Howdy All! Time for a new thread. I decided to title it this because that's the path I feel Im on now.
I've survived and with each passing day I find myself thriving now....but every now and then with a few emotional backslides. Hell it's all part of the process.
As I look back at a year ago, Christmas time last year was the most horrible Christmas I had ever had in my life. I was so emotionally wounded, my skin and brain were almost numb. Tears would fall uncontrolably. The pain went beyond heart ache, down to my soul. All of us know this pain. But as my D10 says " the pain makes you learn". Boy has it.
So here I am a year later Christmas time. Im in the Christmas mood and excited for the season. Im embracing the magic of Christmas. I feel joy for the first time in years. I finally found out what brings me true joy, happiness, and contentment. Helping people that really need it. I don't mean people pleasing but helping people that really need it.

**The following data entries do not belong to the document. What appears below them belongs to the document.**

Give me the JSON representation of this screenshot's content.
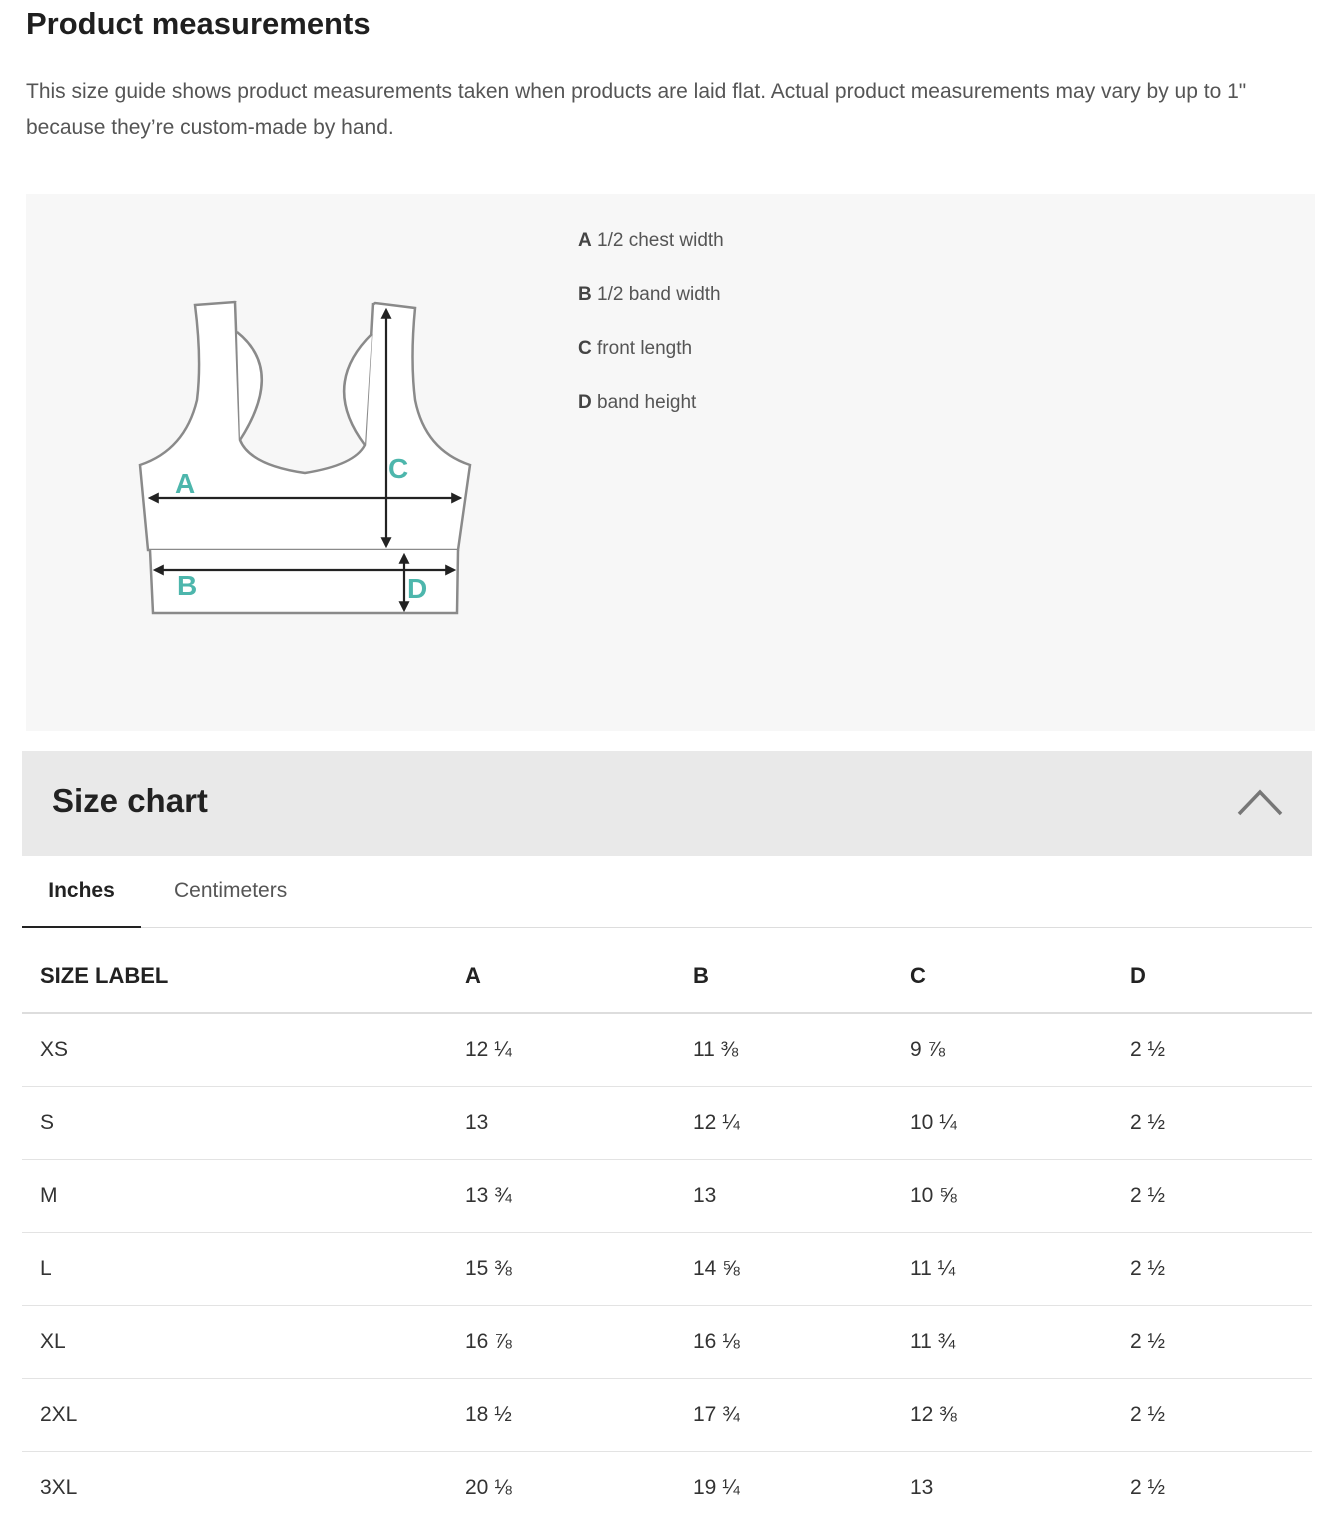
{
  "title": "Product measurements",
  "description": "This size guide shows product measurements taken when products are laid flat. Actual product measurements may vary by up to 1\" because they’re custom-made by hand.",
  "diagram": {
    "labels": [
      "A",
      "B",
      "C",
      "D"
    ],
    "label_color": "#4db6ac"
  },
  "legend": [
    {
      "key": "A",
      "text": "1/2 chest width"
    },
    {
      "key": "B",
      "text": "1/2 band width"
    },
    {
      "key": "C",
      "text": "front length"
    },
    {
      "key": "D",
      "text": "band height"
    }
  ],
  "size_chart": {
    "title": "Size chart",
    "toggle_icon": "chevron-up-icon",
    "tabs": [
      {
        "label": "Inches",
        "active": true
      },
      {
        "label": "Centimeters",
        "active": false
      }
    ],
    "columns": [
      "SIZE LABEL",
      "A",
      "B",
      "C",
      "D"
    ],
    "rows": [
      [
        "XS",
        "12 ¼",
        "11 ⅜",
        "9 ⅞",
        "2 ½"
      ],
      [
        "S",
        "13",
        "12 ¼",
        "10 ¼",
        "2 ½"
      ],
      [
        "M",
        "13 ¾",
        "13",
        "10 ⅝",
        "2 ½"
      ],
      [
        "L",
        "15 ⅜",
        "14 ⅝",
        "11 ¼",
        "2 ½"
      ],
      [
        "XL",
        "16 ⅞",
        "16 ⅛",
        "11 ¾",
        "2 ½"
      ],
      [
        "2XL",
        "18 ½",
        "17 ¾",
        "12 ⅜",
        "2 ½"
      ],
      [
        "3XL",
        "20 ⅛",
        "19 ¼",
        "13",
        "2 ½"
      ]
    ]
  }
}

A co worker of mine, that's also becoming a good friend, really needed some help this week. She left a bad marriage and in the end had to have her husband arrested for domestic abuse. Though this woman was in a bad marriage, it was this person that's really helped me find my self esteem again. She's been such a support to me over my heart ache over XH. While her H was in jail she high tailed it out of their house and moved out. A week later she finally found a place of her own, and needed just one more day off to get completely moved in. She asked me if I'd work for her on her normal work day. I said yes, of course. But the relief, gratitude and joy she got from me helping out was just the best gift in the world to me. I really helped her. It made me feel like the richest woman in the world. And in turn I want to return that feeling to others.
So my point being, is a year ago, and a few times during this last year I've been so down and low over the horrible things my MLCer has done, and is still doing. I lost the ability to feel joy. The ability to feel happiness. The ability to even muster a desire to try and find joy in anything. To the point of wanting to die, and actually semi planning a suicide. Each time I got extra low, the thought of my girls living their lives without me in it was enough to make my pull myself up and keeping moving forward.
But here I am. I not only survived, Im now managing to thrive. And it's just the beginning.
So What my goal is for this thread is to focus on how we all went from shattered, to putting ourselves back together again, and how we've found and still continue to find ourselves each day.
And of course the backslides in between. WE all have them, especially duing Holiday's anniversaries, etc. Heck I've been having them already. The interactions with the MLCers also tend to push buttons and still bring up questions with in us.
Even today I awoke to thinking " why did XH call me such horrible names? Why did he leave me such horrible nasty notes?Why did he become so verbally abusive?"
But after a few minutes I realized his behavior was not my responsibility, and why he chose and still chooses to behave so erratically, is just the way he is.
How I choose to deal with it has everything to do with my well being and feeling as a person. Believe me it's pretty damn tricky when you've lived with crazy making passive aggressive MLC behavior for years. But you learn!